Updated at 6:20 with an interview from Dr. Julie Sperry, principal of Brentwood Middle School and more information about the district's academic success.
Updated at 3:45 p.m. with additional information about last year's KMOV story and Penberthy's retirement plans.
Updated at 2:56 p.m. with information from school district officials.
Superintendent Dr. Charles Penberthy announced his upcoming retirement from the Brentwood School District on Wednesday.
Penberthy, 57, will retire at the end of the school year. His last day is scheduled as June 30, 2012.
"I've enjoyed my time here immensely," Penberthy said. "It's been a privilege to work here in this district."

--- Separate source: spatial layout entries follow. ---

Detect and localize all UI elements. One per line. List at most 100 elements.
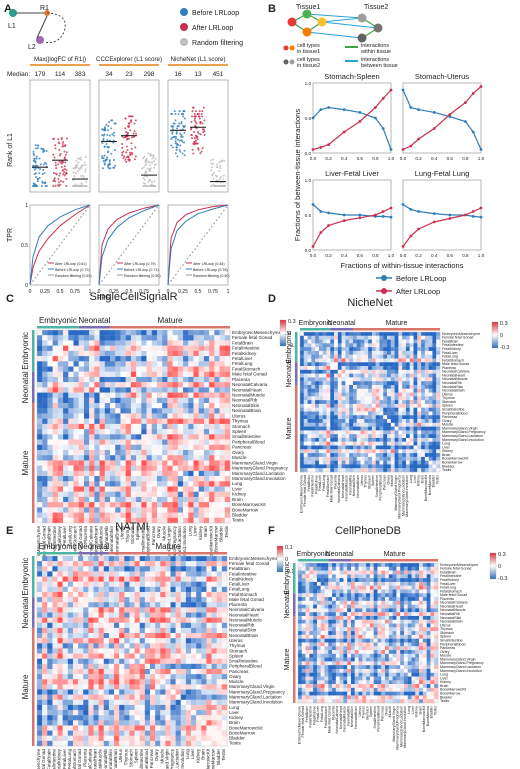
row-label: NeonatalBrain [232,408,262,413]
heatmap-cell [219,476,225,482]
heatmap-cell [73,470,79,477]
heatmap-cell [337,422,342,427]
heatmap-cell [134,715,140,721]
heatmap-cell [201,674,207,680]
heatmap-cell [352,464,357,469]
heatmap-cell [432,407,437,412]
heatmap-cell [356,419,361,423]
heatmap-cell [124,679,130,685]
heatmap-cell [68,486,74,492]
heatmap-cell [160,638,166,644]
heatmap-cell [224,418,231,425]
heatmap-cell [326,460,331,465]
heatmap-cell [183,470,189,477]
heatmap-cell [371,381,376,386]
heatmap-cell [402,384,407,389]
roc-line [98,204,160,286]
heatmap-cell [78,689,84,695]
heatmap-cell [88,566,94,572]
heatmap-cell [387,377,391,382]
heatmap-cell [398,339,403,344]
heatmap-cell [322,422,327,427]
rank-dot [85,180,88,183]
rank-dot [36,165,39,168]
heatmap-cell [413,453,418,458]
heatmap-cell [180,663,187,670]
heatmap-cell [183,496,189,503]
rank-dot [124,135,127,138]
heatmap-cell [383,407,388,412]
heatmap-cell [216,648,223,654]
heatmap-cell [57,465,64,471]
heatmap-cell [198,392,205,398]
roc-legend-label: Before LRLoop (0.78) [193,268,228,272]
heatmap-cell [136,330,142,336]
col-label: FetalKidney [314,475,318,494]
heatmap-cell [402,366,407,370]
heatmap-cell [47,465,53,471]
heatmap-cell [37,602,43,608]
rank-dot [60,137,63,140]
heatmap-cell [387,407,391,412]
curve-point [319,146,323,149]
heatmap-cell [177,486,184,492]
heatmap-cell [387,396,391,401]
heatmap-cell [394,350,399,355]
heatmap-cell [183,502,189,508]
heatmap-cell [180,571,187,577]
heatmap-cell [68,476,74,482]
heatmap-cell [203,356,210,362]
x-tick-label: 0.0 [400,253,407,258]
rank-dot [201,122,204,125]
heatmap-cell [62,653,68,659]
row-label: NeonatalHeart [442,373,465,377]
heatmap-cell [428,449,433,454]
heatmap-cell [318,430,323,435]
heatmap-cell [216,679,223,685]
heatmap-cell [221,679,228,685]
heatmap-cell [375,403,380,408]
heatmap-cell [219,465,225,471]
heatmap-cell [115,455,121,461]
heatmap-cell [214,465,220,471]
heatmap-cell [311,396,316,401]
heatmap-cell [78,392,85,398]
heatmap-cell [421,384,426,389]
rank-dot [42,163,45,166]
heatmap-cell [94,418,100,425]
heatmap-cell [52,612,58,618]
rank-dot [145,185,148,187]
heatmap-cell [165,704,171,711]
heatmap-cell [129,653,135,659]
heatmap-cell [42,345,48,352]
heatmap-cell [104,439,111,445]
rank-dot [134,155,137,158]
heatmap-cell [83,617,89,623]
rank-dot [111,133,114,136]
row-label: NeonatalHeart [232,387,262,392]
heatmap-cell [120,502,126,508]
rank-dot [199,152,202,155]
legend-dot-b [381,275,387,281]
heatmap-cell [98,581,104,587]
heatmap-cell [428,388,433,393]
heatmap-cell [315,339,320,344]
rank-dot [145,159,148,162]
heatmap-cell [129,648,135,654]
heatmap-cell [352,415,357,420]
heatmap-cell [139,653,145,659]
heatmap-cell [136,460,142,466]
heatmap-cell [360,460,365,465]
heatmap-cell [405,430,410,435]
heatmap-cell [99,335,105,341]
heatmap-cell [193,408,199,414]
heatmap-cell [390,445,395,450]
heatmap-cell [209,387,215,393]
heatmap-cell [356,445,361,450]
heatmap-cell [387,373,391,378]
heatmap-cell [214,382,220,388]
curve-point [342,219,346,223]
heatmap-cell [371,347,376,352]
heatmap-cell [52,486,59,492]
median-value: 298 [144,71,155,78]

Penberthy entered as Brentwood's superintendent in 2003. He said he's most proud of the progress the schools have made academically during his time as superintendent.
Both the Brentwood High and Mark Twain Elementary schools were named National Blue Ribbon schools, the highest honor on the federal level, during Penberthy's time as superintendent. Brentwood Middle School and Mark Twain were both named Missouri Gold Star schools. Last year, Mark Twain was named a National School of Character.
Brentwood students' Missouri Assessment Program (MAP) and American College Testing (ACT) scores have also improved each year. The district exceeded the state's targets in MAP testing last year, and the Class of 2011 earned the highest ACT average in school history.
Penberthy has raised the bar for everyone in the schools, said Chris Jones, president of the Brentwood Board of Education.
"I can't say enough nice things about him," Jones said. "We've got some big shoes to fill."
David Faulkner, who works as assistant to the superintendent, commended Penberthy's dedication to the success of each child in the district.
When Penberthy made decisions about hiring new teachers, spending district money or weighing which programs to offer students, he first thought about how his decisions would benefit the students, Faulkner said.
"This job, really done well, is personal and always about children," Faulkner said. "He always puts the child at the center of the decision."
Dr. Julie Sperry, principal of Brentwood Middle School, worked in the district before Penberthy started. She said Penberthy "is tough, but a great mentor and a great leader."
He helped her question every process in her school, and the students performed better academically because of their early work, Sperry said.
Penberthy previously worked as assistant superintendent and superintendent in the Gasconade County School District. He has also worked as a middle school principal, teacher and coach in the Union, Perry County, Farmington, Arcadia Valley and Woodland school districts.
Penberthy's ending salary is $218,000 per year.
Pay Controversy on KMOV
Penberthy's pay was the center of a KMOV story last September. The news channel reported that Penberthy earned $270 in salary for every student in the district, compared to Kirkwood's superintendent Dr. Tom Williams' $48 per student.
Penberthy declined an interview with KMOV. Keith Rabenberg, then the president of the school board, responded by sending a letter to parents that outlined why Penberthy was paid so well.
"The Board’s goal is to have all salary categories in the top one-third as compared to other county school districts. Salaries for all work areas, from custodians to administrators, are reviewed each year and adjustments made to be competitive in the work market," the letter noted.
"You have to take the good with the bad," said Penberthy during a Wednesday interview. "But you never lose focus on the district and doing what's best for the kids."
What's Next for Penberthy and Brentwood Schools?
The school board will meet in a couple of weeks to discuss how it plans to fill the superintendent position. The job will be posted internally, but the board could also work with the Missouri School Boards' Association to help with the search process.
Board members aim to name a new superintendent by the end of 2011, Jones said.
Penberthy said the district will experience a smooth transition under a new superintendent. The teachers are exceptional, the district's culture is positive and the Brentwood community is always supportive, both with time and taxes, Penberthy said.
Penberthy hasn't decided what's next for him during retirement.
"That chapter of the book hasn't been written yet," he said.
But he wants to spend more time with his wife, who retired four years ago, and his grandchildren. He also hopes to play a lot more golf and identify a part-time job or volunteer opportunity.